I posted the link above because it focuses ALOT on the importance of the business plan, etc etc etc.
If you haven't done so yet, read Birdsill's columns - he's been there and done that, and has alot of great insight. It makes a great "LFS for Dummies" (or at least the first chapter).
Plan on a fair amount of overhead in drygoods - For example, even if you specialize in SW/reef, you'll want to carry a line (or more) of "classical" hang-on filters (for FW customers, or Fish-only customers, etc) --- Whisper, Aquaclear, Penguin, etc. You're going to want to have 4-6 of each model on hand, along with cartridges, refills, medications, airpumps (etc), nets, food (lots of foods to choose from now), lighting, etc.
If you add in good quality skimmers (euroreefs etc, not seaclowns) , high end lighting (MH ? PC? T5 ?), sumps, calcium reactors, etc - you just easily tripled your dry goods inventory cost, maybe more.
Then there's the livestock systems - are you prepared to design and build a system yourself ? Or are you going to be using "off the shelf" units like the Marineland MARS units ? Or simple individual tanks with UG filters

? Theres a cost associated with each, and that cost is a blend of initial time (pre-open), install time, purchase $, operating $, and maint time. Some will cost you more in one area, some will cost you more in others.
15 years ago the store I worked for dropped over $40,000 on a 48ft unit of livestock tanks (3 level rack, plumbed into huge wet/drys with UV etc, all acrylic) - I don't know what a comparable system would cost today.
What clientele are you looking for ? Is this a fairly affluent area or more blue-collar ?

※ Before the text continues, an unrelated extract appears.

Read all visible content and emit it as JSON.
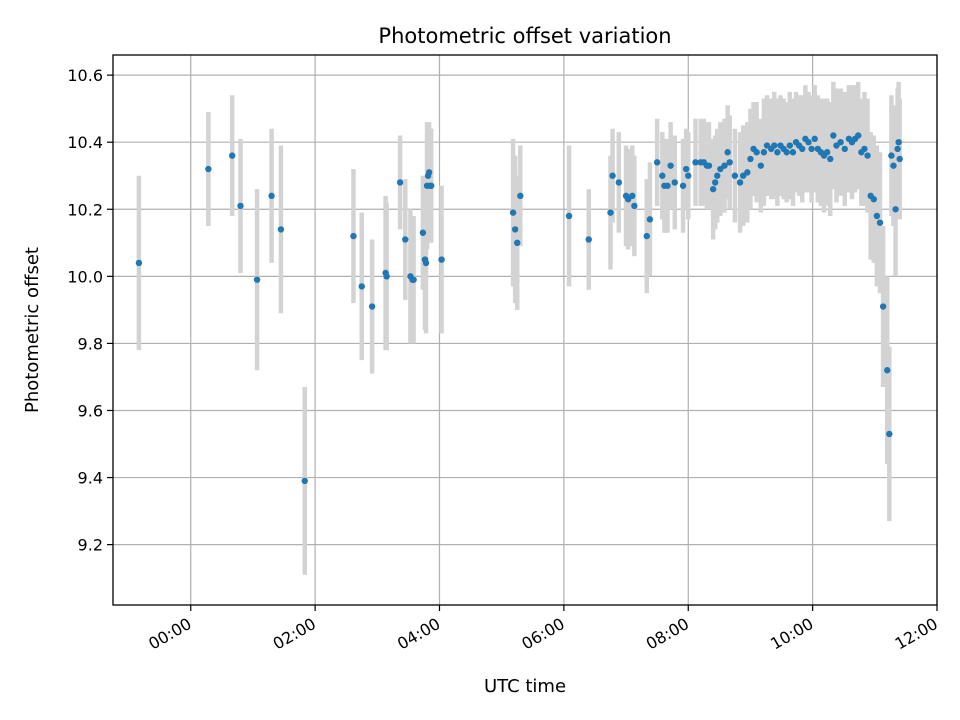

(I just saw a good local store go under after about a year, and I'm convinced they didn't take their location and customer base into consideration -- they decorated the fishroom in teal with brass, very high-class look, but pricey. They were charging about 1.5-2 times what the chain stores were charging (for everything) - and they were in a fairly low income area. There just wasn't a demand for $8 odessa barbs and $100 bigeye squirrelfish

I think if they had focused on lower cost fish and spent less on decor they could have found a niche and then brought in the higher end items once they had a stable customer base paying the lease )
I was a store mgr for a LFS for years (fish dept mgr before that) -
generally we barely broke even on livestock (but we didn't mark up very highly) - mostly the livestock got people in and out the door, and they had to walk past the rest of the store to get to the fish (lots of impulse buys on high margin items).
That was before the internet (early 90's) took off, and before walmart became the number one seller of tropical fish in the usa. Now the margin on supplies is pretty meager (at least around here) so its a balancing act.
If I hit the lottery tommorow I wouldn't open a LFS. I
might start breeding FW fish and culturing corals semi-commercially, and maybe selling drygoods online. If I could build those up enough, I
might setup a small boutique-y shop in a high-income area.